Trevor Noah deixa um recado para quem o acusa de racismo: “O contexto é tudo. Há coisas que algumas pessoas podem dizer. Há uma grande diferença entre eu dizer ‘então, preto?’ e um branco dizer ‘então, preto?’ Quando digo que eles são africanos não o estou a fazer para excluir mas para os incluir na minha africanidade. Digo: ‘estou a ver-te, meu irmão, como alguém de ascendência africana'. Por isso vou continuar a celebrá-los como africanos porque acredito que os pais são de África e podem ser franceses ao mesmo tempo. Se os franceses dizem que eles não podem ser as duas coisas, então eles têm um problema, não eu.”
Achille Mbembe: "africanos não ganharam o Mundial"
Com a polémica, até o filósofo camaronês Achille Mbembe escreveu sobre o assunto num texto intitulado Tributo negro à França. Partilhou-o no Facebook, num post que introduziu dizendo que "os africanos ou África não ganharam o Mundial", mas sim a França. "As vitórias não se partilham", afirmou. "Na equipa há jogadores franceses de origem ou ascendência africana (...). É preciso reafirmar: estes jogadores de ascendência africana são franceses de corpo inteiro." Mbembe citou também Barack Obama que, em Joanesburgo, congratulou a vitória celebrando a diversidade da equipa.
No texto, Mbembe explicava: não vou fingir que "a nossa" presença na selecção não significa nada ou que não tem impacto nas grandes lutas simbólicas e políticas actuais. "Franceses de nascimento ou de aquisição, a maioria está consciente do facto de ser a manifestação viva de uma contradição da sociedade de consumo, que anseia o seu enriquecimento repentino mas não hesita em estigmatizá-los." E acrescenta: "Sabem que, de cada vez que vestem a camisola da selecção, por muito que cantem a Marseillaise até ficarem roucos, uma boa fatia da opinião — não necessariamente francesa — fará sempre a pergunta sobre de onde vêm e o que fazem ali; perguntará como é que uma nação tão civilizada pode fazer-se representar no mundo por tantos vagabundos disfarçados."
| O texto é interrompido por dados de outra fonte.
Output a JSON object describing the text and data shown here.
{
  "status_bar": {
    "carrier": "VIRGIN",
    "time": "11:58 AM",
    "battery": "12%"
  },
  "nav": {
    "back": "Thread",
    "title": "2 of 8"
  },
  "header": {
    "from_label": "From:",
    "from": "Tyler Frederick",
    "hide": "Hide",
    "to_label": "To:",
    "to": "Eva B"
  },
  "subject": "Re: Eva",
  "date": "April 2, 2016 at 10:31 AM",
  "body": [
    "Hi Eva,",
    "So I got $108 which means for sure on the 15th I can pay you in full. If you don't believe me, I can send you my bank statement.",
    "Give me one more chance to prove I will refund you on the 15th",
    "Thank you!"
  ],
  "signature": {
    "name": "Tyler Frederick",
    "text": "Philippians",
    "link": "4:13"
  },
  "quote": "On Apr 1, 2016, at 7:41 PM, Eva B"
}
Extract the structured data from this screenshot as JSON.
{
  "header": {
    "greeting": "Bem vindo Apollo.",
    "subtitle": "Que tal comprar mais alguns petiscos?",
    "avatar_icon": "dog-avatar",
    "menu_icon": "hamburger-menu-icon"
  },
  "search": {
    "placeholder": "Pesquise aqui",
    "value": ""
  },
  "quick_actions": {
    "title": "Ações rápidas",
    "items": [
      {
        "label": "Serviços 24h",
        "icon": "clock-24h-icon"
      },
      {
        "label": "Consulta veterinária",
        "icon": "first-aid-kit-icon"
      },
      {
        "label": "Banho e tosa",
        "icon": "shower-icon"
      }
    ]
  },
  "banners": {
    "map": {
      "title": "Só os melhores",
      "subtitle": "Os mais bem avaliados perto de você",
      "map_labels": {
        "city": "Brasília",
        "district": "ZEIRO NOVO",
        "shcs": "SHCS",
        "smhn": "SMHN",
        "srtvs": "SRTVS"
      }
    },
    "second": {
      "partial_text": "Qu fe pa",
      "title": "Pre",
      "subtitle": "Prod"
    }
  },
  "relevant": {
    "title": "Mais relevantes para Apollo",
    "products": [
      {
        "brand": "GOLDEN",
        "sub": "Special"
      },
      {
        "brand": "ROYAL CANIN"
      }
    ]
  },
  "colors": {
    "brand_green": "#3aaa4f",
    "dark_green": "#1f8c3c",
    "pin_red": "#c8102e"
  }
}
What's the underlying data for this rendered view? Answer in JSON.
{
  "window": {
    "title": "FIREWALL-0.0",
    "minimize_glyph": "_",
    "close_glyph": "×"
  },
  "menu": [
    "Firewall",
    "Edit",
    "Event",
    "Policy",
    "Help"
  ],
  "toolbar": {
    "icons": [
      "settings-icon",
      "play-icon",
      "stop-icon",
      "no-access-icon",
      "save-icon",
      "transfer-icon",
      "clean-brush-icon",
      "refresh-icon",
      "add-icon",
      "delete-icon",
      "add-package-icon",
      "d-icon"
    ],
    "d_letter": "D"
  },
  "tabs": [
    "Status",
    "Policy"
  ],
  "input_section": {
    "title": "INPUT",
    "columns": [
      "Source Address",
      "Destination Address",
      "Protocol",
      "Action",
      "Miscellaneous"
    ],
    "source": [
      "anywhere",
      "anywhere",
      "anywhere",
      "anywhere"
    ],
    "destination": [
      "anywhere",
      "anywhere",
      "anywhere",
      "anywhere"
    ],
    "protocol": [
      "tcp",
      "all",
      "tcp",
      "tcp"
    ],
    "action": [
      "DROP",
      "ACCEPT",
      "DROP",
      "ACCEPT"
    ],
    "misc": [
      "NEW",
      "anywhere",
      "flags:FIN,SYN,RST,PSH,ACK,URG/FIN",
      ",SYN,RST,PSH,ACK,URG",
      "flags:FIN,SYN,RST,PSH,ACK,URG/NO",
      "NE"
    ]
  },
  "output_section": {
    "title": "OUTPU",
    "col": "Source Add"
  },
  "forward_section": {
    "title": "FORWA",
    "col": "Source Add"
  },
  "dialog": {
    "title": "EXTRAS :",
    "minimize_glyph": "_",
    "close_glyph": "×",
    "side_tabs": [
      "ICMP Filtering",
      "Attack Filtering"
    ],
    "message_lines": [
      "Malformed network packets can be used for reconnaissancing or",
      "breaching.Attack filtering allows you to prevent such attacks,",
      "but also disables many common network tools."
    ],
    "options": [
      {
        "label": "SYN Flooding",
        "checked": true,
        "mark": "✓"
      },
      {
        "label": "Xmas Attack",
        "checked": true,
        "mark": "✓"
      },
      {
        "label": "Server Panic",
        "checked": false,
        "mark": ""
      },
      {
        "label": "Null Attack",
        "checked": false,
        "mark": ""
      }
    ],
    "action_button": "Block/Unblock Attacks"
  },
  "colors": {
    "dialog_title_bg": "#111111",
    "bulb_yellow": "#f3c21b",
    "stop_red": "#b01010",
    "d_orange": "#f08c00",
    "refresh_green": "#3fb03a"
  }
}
Entre os vários comentários feitos no Facebook, o sociólogo moçambicano Elísio Macamo, professor na Universidade de Basileia (Suíça), enunciava "três equívocos e meio sobre a França" nos quais incluía o de dizer que "é racista reclamar a vitória da selecção francesa para a África": "Não, não é. Racismo é valorizar uma pessoa quando ela é útil para você. Para cada Pogba que joga pela França, há milhares de 'Moussas' indesejados, há dezenas de políticas viradas não só contra esses grupos como também contra quem acredita na ideia da Europa e procura refúgio lá. Racismo é continuar a tirar proveito do colonialismo ao mesmo tempo que, através de uma estrutura económica mundial desigual, continuam a comprometer as possibilidades de desenvolvimento dos outros. Porque não permitir a livre circulação de pessoas, sobretudo de todas as pessoas oriundas de países que foram colónias? Porque não? Não estaria mais de acordo com os ideais universais que eles apregoam o tempo todo? Não seria essa uma manifestação clara de que a cor da pele não conta?"